Annette Lareau

Annette Lareau's picture
Professor of Sociology; Stanley I. Sheerr Professor in the Social Sciences
University of Pennsylvania
How does social stratification have an impact on life chances? Americans believe in the power of the individual to shape his or her life prospects. In my research, I have sought to unpack how social structural forces do, and do not, shape crucial aspects of daily life. My book, Unequal Childhoods: Class, Race, and Family Life is based on participant-observation of a total of twelve white and African-American families with children in third and fourth grade. The work suggests that all parents want their children to be healthy and happy. Middle-class parents, however, see their children as a project. They seek to develop their talents and skills through a series of organized activities, through an intensive process of reasoning and language development, and through close supervision of their experiences in school. By contrast, working-class and poor families work hard to feed, clothe, and protect their children.
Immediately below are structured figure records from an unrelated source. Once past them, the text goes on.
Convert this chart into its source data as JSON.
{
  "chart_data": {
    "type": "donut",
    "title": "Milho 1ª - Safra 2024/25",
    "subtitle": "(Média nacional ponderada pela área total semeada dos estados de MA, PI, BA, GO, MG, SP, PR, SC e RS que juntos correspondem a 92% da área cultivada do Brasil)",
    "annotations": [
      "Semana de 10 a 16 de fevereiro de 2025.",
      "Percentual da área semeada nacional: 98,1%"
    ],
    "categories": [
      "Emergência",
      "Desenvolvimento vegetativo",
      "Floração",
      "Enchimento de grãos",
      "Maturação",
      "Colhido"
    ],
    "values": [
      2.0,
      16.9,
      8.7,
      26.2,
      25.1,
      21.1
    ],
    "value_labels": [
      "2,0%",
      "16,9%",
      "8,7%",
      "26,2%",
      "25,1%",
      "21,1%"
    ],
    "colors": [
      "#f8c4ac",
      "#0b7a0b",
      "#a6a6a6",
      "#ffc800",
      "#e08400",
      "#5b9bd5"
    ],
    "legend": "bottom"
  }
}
But they also presume that their children will spontaneously grow and thrive. Thus the children “hang out” by watching television and playing with cousins rather than being in organized activities, are given directives rather than being engaged in reasoning, and are given independence in schools and other institutions. Although African-American families live in racially segregated neighborhoods and experience racial discrimination in employment, in the kinds of child rearing practices examined in this study, the white and African-American upper-middle-class are extremely similar in their child rearing practices. There is a significant difference between the working-class and middle-class African-American families. In my current project, with Elliot Weininger, I am studying how parents with young children decide where to live. I am interested in the role that school does, and does not, play in neighborhood decisions. This study involves visits to schools in the suburbs of a large Northeastern city as well as interviews with parents of young children.